We will need the following components:

  • Flowmon Collector VA or hardware appliance
  • Flowmon DDoS Defender
  • Floodlight SDN controller
  • Open vSwitch
  • We have prepared integration package which performs adding an interface to configure Open vSwitch (OVS) via Floodlight SDN controller with needed information for DDoS attack mitigation.
    Let’s dive into the details:

Firstly you need to export flows from the OVS to Flowmon collector. The figure shows a case when using a virtual collector so you can choose between flow export from the OVS or port mirroring that will drive the traffic to monitoring ports of the Flowmon collector.Principle of the Flowmon DDoS Defender + Floodlight controller + Open vSwitch (OVS) integration

Figure 1: The figure shows the principle of the Flowmon DDoS Defender + Floodlight controller + Open vSwitch (OVS) integration.

The Flowmon DDoS Defender module computes multiple adaptive baselines so when a DDoS attack comes, it is detected by exceeding the baselines. After that, the Flowmon DDoS Defender generates an attack signature which is passed to the SDN mitigation script. Upon receiving and parsing the signature by the script the DDoS Defender logs to the Floodlight controller and sends an ACL configuration via REST API in order to set up an ACL to start the mitigation. The ACL configuration is then issued by the controller to the OVS itself via OpenFlow protocol. As soon as the DDoS attack ends, all the ACL configuration caused by the DDoS Defender is again automatically removed from the OVS.

 

References:

https://selinc.com/mktg/122222/?gclid=Cj0KCQiAnL7yBRD3ARIsAJp_oLb_jXZWFw4F_cj6I8f05ougk5lB2oogBL2pCUST8WqhUAZOPwXbej4aAtbWEALw_wcB

https://link.springer.com/article/10.1007/s13369-017-2414-5

What is Software-Defined Security for SDN?

The security and protection of information in networks are essential in SDN. It should be safe everywhere and be included in the structure, to presented as a buffer to protect the provision and integrity of privacy for all resources and related information.
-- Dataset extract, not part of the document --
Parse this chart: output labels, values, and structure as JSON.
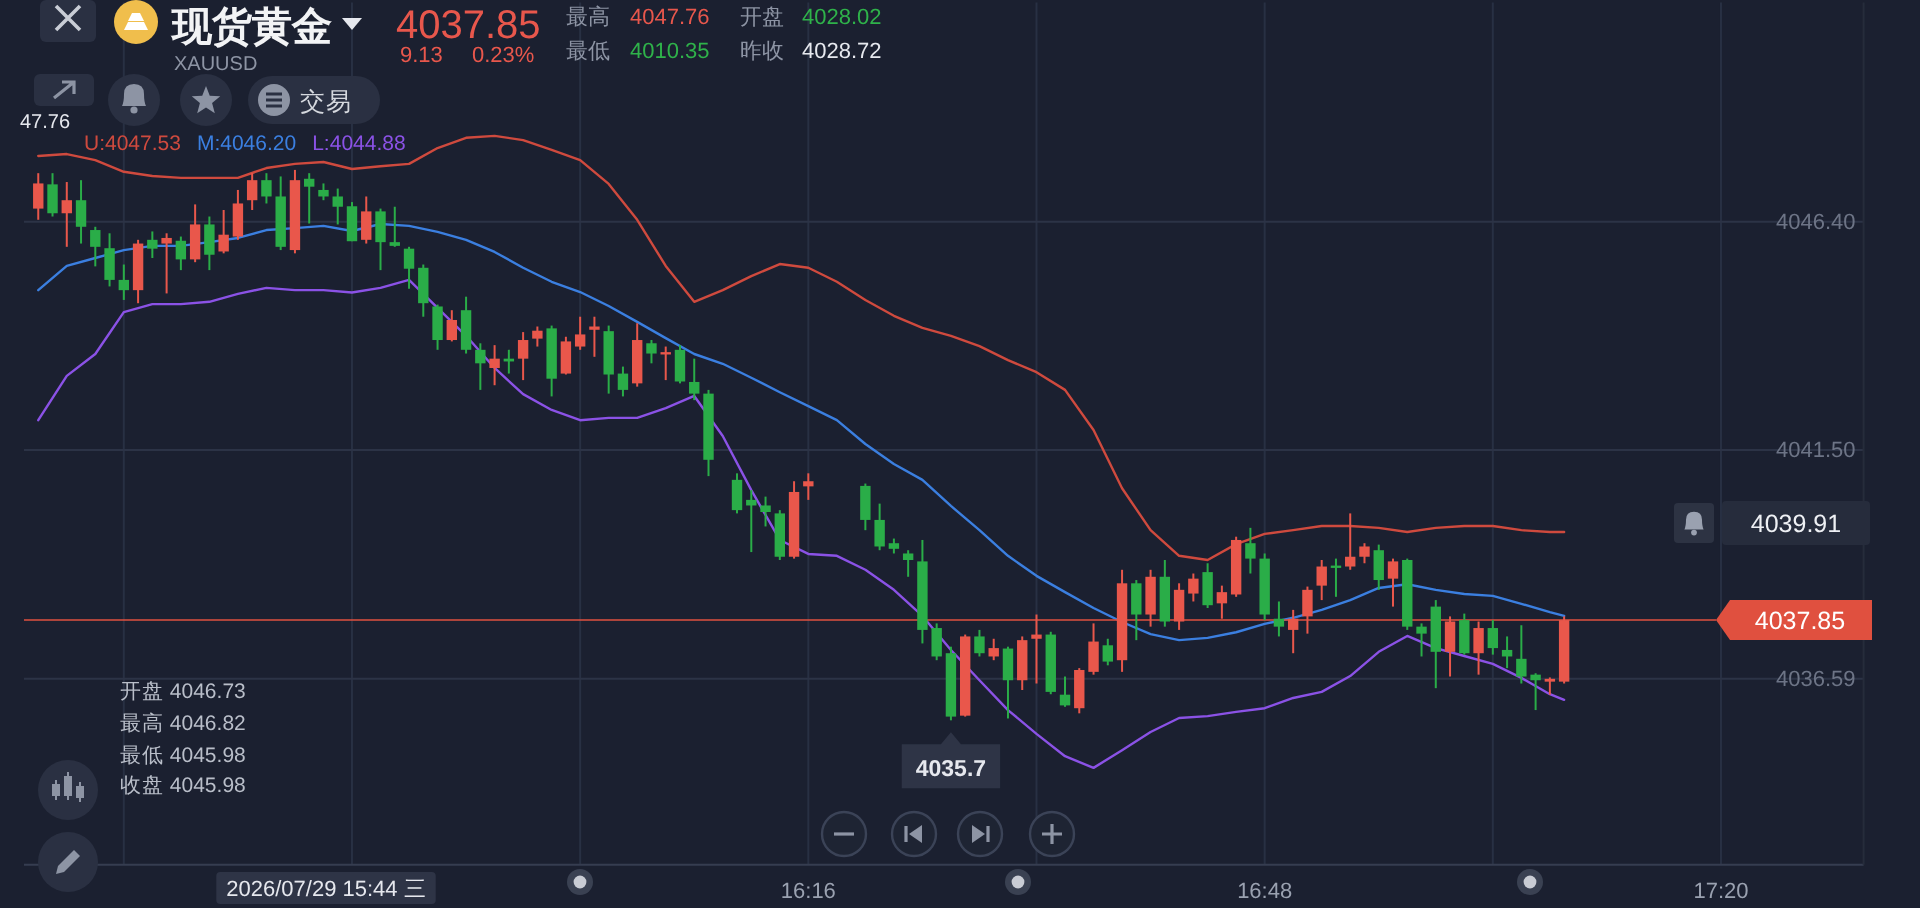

While everyone knows security is essential, there is still minimal solutions and technology improvements. The Open Networking Foundation (ONF) started research to discover how to make SDN more secure, and industry players are beginning to include security functionality into their solutions. However, it is immature and will likely hinder the adoption of SDN until addressed sturdily.

 

Inside the software-defined security for SDN structure, you demand to:

Secure the Controller: as the centralised choice point, access to the controller needs to tightly controlled.
Protect the Controller: if the controller works down (for example, because of a DDoS attack), so goes the network, that means the availability of the controller requires to be maintained.
Establish Trust: protecting the communications entirely the network is essential. That means securing the controller, the applications loaded on it, and the devices it runs are all trusted realities that are operating as they should.
Create a Robust Policy Framework: what’s needed is a system of checks and stability to make sure the controllers are doing what you want them to do.
Conduct Forensics and Remediation: when an incident occurs, you must be able to determine what it was, recover, probably report on it, and then protect opposite it in the future.

Behind the structure, itself, how protection should be expanded, managed, and controlled in an SDN environment is still very much up for grabs. There are competing approaches – some belief security best embedded within the network; others feel it best embedded in servers, storage and other computing devices. Regardless, the solutions need to be designed to create an environment that is more scalable, efficient and secure. They must be:

Simple – to deploy, manage and maintain in the highly dynamic SDN environment.
Cost-effective – to assure security can be stationed everywhere.
Secure – to protect against the latest advanced, targeted threats facing your company.